Unless Moose and Elk have somehow magically gotten much bigger, much strong and grown thicker hide as a self preservation method to the hunters of days gone by,..I wouldn't hesitate for a second to harvest one with a 30-30. 10 of thousands of moose, tens of thousands of Elk and probably hundreds of thousands of Bison have been taken with a 30-30 and WAY less complicated ammo than what we all currently use.

Not all game needs a 300 win mag or a 338 Lapua to die. Having said that, I own both a 338lm and 300wm. Neither have taken big game.


The 30-30 is a great rifle. A legend, even. And you're right, Elk haven't changed... But rifles and ammunition have. There are better tools for the job. And I'm not talking about the ultra mags, but the light weight .308s, 30.06s, 7mms etc.

I love grand dad's antique tools, but I reach for the lithiums when I open my tool box.
 
last elk I got was a spiker north of Pincher Creek - 30-06 , one shot 180 grain and it was over - 400 lbs of great eatin..my uncle uses 243 for everthing - hit em, in the lungs - end of story
 
Going from 308 Win to 30-06 will add ...just more recoil...

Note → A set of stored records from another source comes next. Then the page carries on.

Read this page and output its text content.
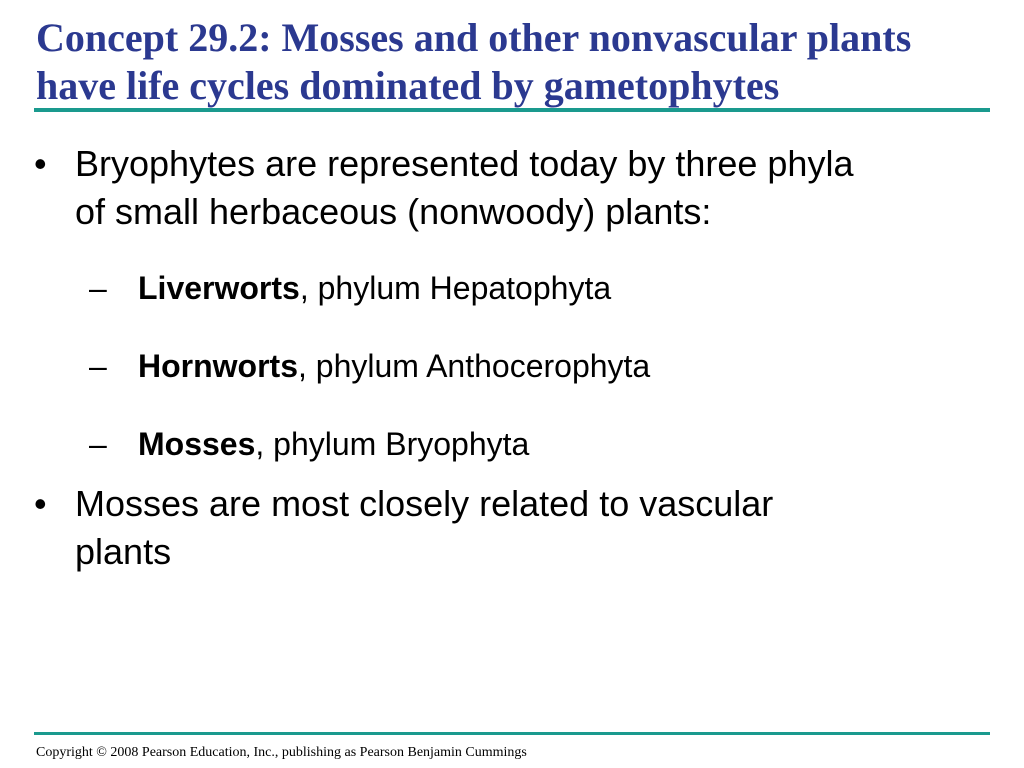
Concept 29.2: Mosses and other nonvascular plants
have life cycles dominated by gametophytes
• Bryophytes are represented today by three phyla
of small herbaceous (nonwoody) plants:
– Liverworts, phylum Hepatophyta
– Hornworts, phylum Anthocerophyta
– Mosses, phylum Bryophyta
• Mosses are most closely related to vascular
plants
Copyright © 2008 Pearson Education, Inc., publishing as Pearson Benjamin Cummings
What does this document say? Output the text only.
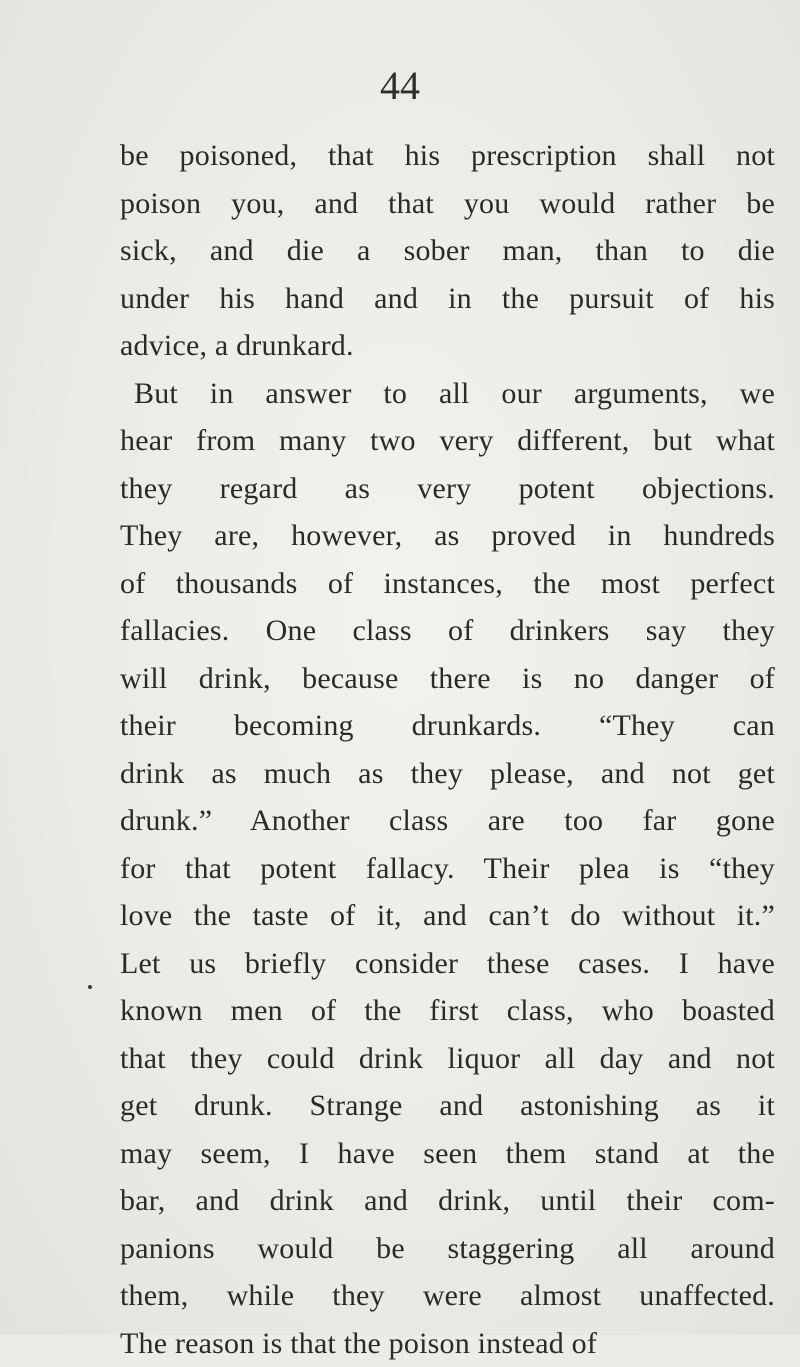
44
be poisoned, that his prescription shall not
poison you, and that you would rather be
sick, and die a sober man, than to die
under his hand and in the pursuit of his
advice, a drunkard.
But in answer to all our arguments, we
hear from many two very different, but what
they regard as very potent objections.
They are, however, as proved in hundreds
of thousands of instances, the most perfect
fallacies. One class of drinkers say they
will drink, because there is no danger of
their becoming drunkards. “They can
drink as much as they please, and not get
drunk.” Another class are too far gone
for that potent fallacy. Their plea is “they
love the taste of it, and can’t do without it.”
Let us briefly consider these cases. I have
known men of the first class, who boasted
that they could drink liquor all day and not
get drunk. Strange and astonishing as it
may seem, I have seen them stand at the
bar, and drink and drink, until their com-
panions would be staggering all around
them, while they were almost unaffected.
The reason is that the poison instead of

If you use the same model rifle, the bit of extra weight due to long action will probably soak up the bit of extra recoil the '06 generates. But really, I can't see the '06 or 308 recoil being an issue for any but the smallest of shooters. They're both very low recoil rifles. And if the OP already has a 300 WM, here are the ballistics for the Rem Managed Recoil 300 WM, which pushes a 150 gr. bullet:

300 Win Mag RL300W1 Core-Lokt Pointed Soft Point 2650 fps

This puts it right in the 308 class, IIRC. Cheaper than a new gun, and lets you work up to full house loads. Unless you're very small, or super sensitive to recoil, I can't see why a healthy shooter of smallish build or more wouldn't be able to handle 300WM over time. Start by firing from a standing position, with proper hearing protection (I've found that the noise, as much as the recoil, is what makes a lot of people flinch). Another option, which is much cheaper than a new gun, if you have doubts about the capabilities of the non magnum 30's is to get your WM ported. But as most have said, the '08 will git'er done just fine. Another consideration if you're looking at a new toy (a great idea, BTW) might be the 7mm-08.
 
say bugger it and shoot the 308....i bought a Tikka T3 lite 300WM on a friends recommendations and had a really tough time overcoming the flinch that i developed from it, don't think i would buy another 300. the 308 should be plenty inside say 300 yards or so which is about as far as i would be comfortable shooting at an animal anyways.